British East India Company
- Namesake: Ariadne
- Builder: John Laird, Birkenhead Iron Works
- Launched: December 1839
- Fate: Foundered 23 June 1842

General characteristics
- Type: Steam paddle sloop
- Tons burthen: 432 (bm)
- Length: 139 ft (42.4 m)
- Beam: 26 ft (7.9 m)
- Propulsion: 70hp steam engine
- Armament: 3 guns

= INS Ariadne =

East India Company ship

INS Ariadne was a flat-bottomed iron paddle steamer built in England in 1839 for the Indian Navy of the Bombay Government of the British East India Company. She was shipped to India in pieces and assembled at the Bombay Dockyard in 1840. She sailed from India to join the British fleet off Shanghai, China, during the First Opium War but was damaged and later foundered on 23 June 1842.

==Origin==
Ariadne and Medusa were sent out because of the outbreak of war with China. The Bombay Dockyard's steam department assembled the two vessels.

==Fate==
On 8 June 1842 the British fleet rendezvoused off the Amherst Rocks. Ariadne, Lieutenant John Roberts, had recently come out from India to join the fleet. She struck on the point of a rock 71/4 miles W by S1/4S from the Amherst Rocks. The rock, which became known for a time as Ariadne Rock, had three to five feet of water on it at the time of the accident.
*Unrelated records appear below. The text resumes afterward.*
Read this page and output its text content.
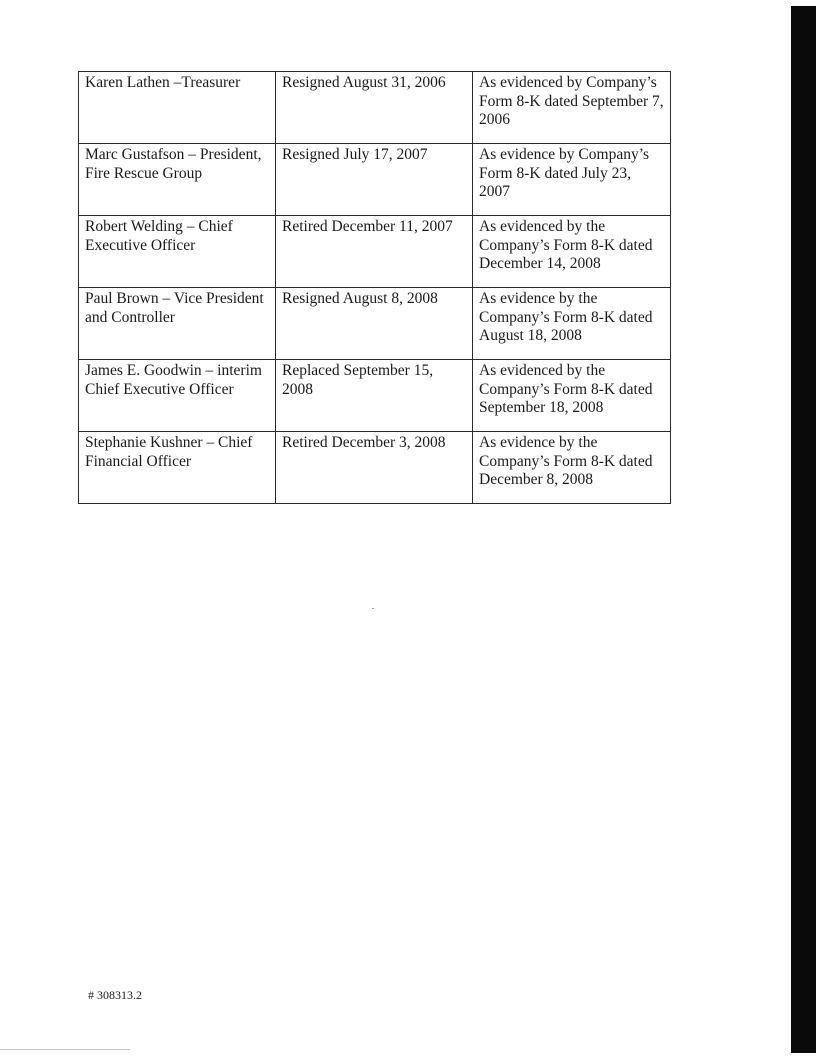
Karen Lathen –Treasurer	Resigned August 31, 2006	As evidenced by Company’s Form 8-K dated September 7, 2006
Marc Gustafson – President, Fire Rescue Group	Resigned July 17, 2007	As evidence by Company’s Form 8-K dated July 23, 2007
Robert Welding – Chief Executive Officer	Retired December 11, 2007	As evidenced by the Company’s Form 8-K dated December 14, 2008
Paul Brown – Vice President and Controller	Resigned August 8, 2008	As evidence by the Company’s Form 8-K dated August 18, 2008
James E. Goodwin – interim Chief Executive Officer	Replaced September 15, 2008	As evidenced by the Company’s Form 8-K dated September 18, 2008
Stephanie Kushner – Chief Financial Officer	Retired December 3, 2008	As evidence by the Company’s Form 8-K dated December 8, 2008
# 308313.2
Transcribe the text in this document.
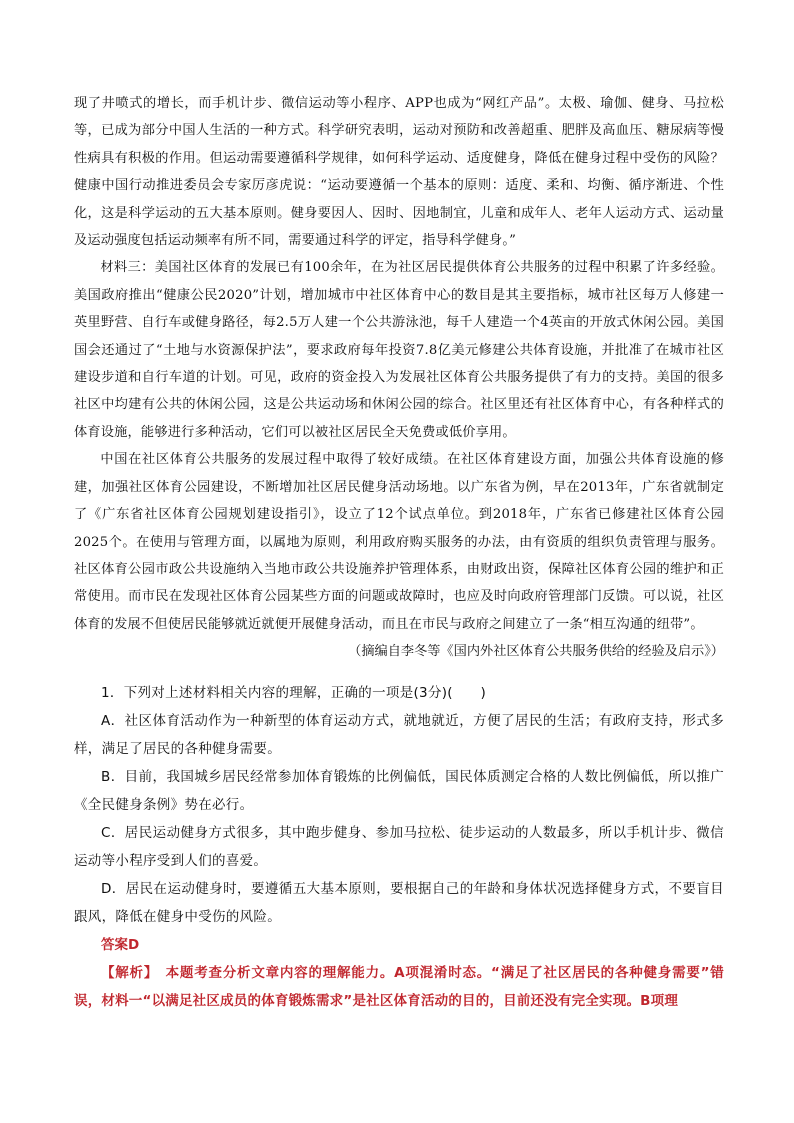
现了井喷式的增长，而手机计步、微信运动等小程序、APP也成为“网红产品”。太极、瑜伽、健身、马拉松等，已成为部分中国人生活的一种方式。科学研究表明，运动对预防和改善超重、肥胖及高血压、糖尿病等慢性病具有积极的作用。但运动需要遵循科学规律，如何科学运动、适度健身，降低在健身过程中受伤的风险？健康中国行动推进委员会专家厉彦虎说：“运动要遵循一个基本的原则：适度、柔和、均衡、循序渐进、个性化，这是科学运动的五大基本原则。健身要因人、因时、因地制宜，儿童和成年人、老年人运动方式、运动量及运动强度包括运动频率有所不同，需要通过科学的评定，指导科学健身。”

材料三：美国社区体育的发展已有100余年，在为社区居民提供体育公共服务的过程中积累了许多经验。美国政府推出“健康公民2020”计划，增加城市中社区体育中心的数目是其主要指标，城市社区每万人修建一英里野营、自行车或健身路径，每2.5万人建一个公共游泳池，每千人建造一个4英亩的开放式休闲公园。美国国会还通过了“土地与水资源保护法”，要求政府每年投资7.8亿美元修建公共体育设施，并批准了在城市社区建设步道和自行车道的计划。可见，政府的资金投入为发展社区体育公共服务提供了有力的支持。美国的很多社区中均建有公共的休闲公园，这是公共运动场和休闲公园的综合。社区里还有社区体育中心，有各种样式的体育设施，能够进行多种活动，它们可以被社区居民全天免费或低价享用。

中国在社区体育公共服务的发展过程中取得了较好成绩。在社区体育建设方面，加强公共体育设施的修建，加强社区体育公园建设，不断增加社区居民健身活动场地。以广东省为例，早在2013年，广东省就制定了《广东省社区体育公园规划建设指引》，设立了12个试点单位。到2018年，广东省已修建社区体育公园2025个。在使用与管理方面，以属地为原则，利用政府购买服务的办法，由有资质的组织负责管理与服务。社区体育公园市政公共设施纳入当地市政公共设施养护管理体系，由财政出资，保障社区体育公园的维护和正常使用。而市民在发现社区体育公园某些方面的问题或故障时，也应及时向政府管理部门反馈。可以说，社区体育的发展不但使居民能够就近就便开展健身活动，而且在市民与政府之间建立了一条“相互沟通的纽带”。

（摘编自李冬等《国内外社区体育公共服务供给的经验及启示》）

1．下列对上述材料相关内容的理解，正确的一项是(3分)(　　)

A．社区体育活动作为一种新型的体育运动方式，就地就近，方便了居民的生活；有政府支持，形式多样，满足了居民的各种健身需要。

B．目前，我国城乡居民经常参加体育锻炼的比例偏低，国民体质测定合格的人数比例偏低，所以推广《全民健身条例》势在必行。

C．居民运动健身方式很多，其中跑步健身、参加马拉松、徒步运动的人数最多，所以手机计步、微信运动等小程序受到人们的喜爱。

D．居民在运动健身时，要遵循五大基本原则，要根据自己的年龄和身体状况选择健身方式，不要盲目跟风，降低在健身中受伤的风险。

答案D

【解析】　本题考查分析文章内容的理解能力。A项混淆时态。“满足了社区居民的各种健身需要”错误，材料一“以满足社区成员的体育锻炼需求”是社区体育活动的目的，目前还没有完全实现。B项理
Striking the rock knocked a hole in Ariadnes bottom and the engine-room compartment filled with water. Lieutenant Roberts promptly got a sail under her bottom. Once the leak was under control, towed Ariadne to Chusan; Sesostris then returned to the fleet.

When Ariadne arrived at Chusan she was run ashore for repairs. Lieutenant Roberts imprudently refloated her on the night of 23 June. She then slid off a mud bank and sank in ten fathoms of water. Her officers and crew escaped, but three Chinese drowned. It was found impossible to raise her. The EIC suspended Roberts from duty.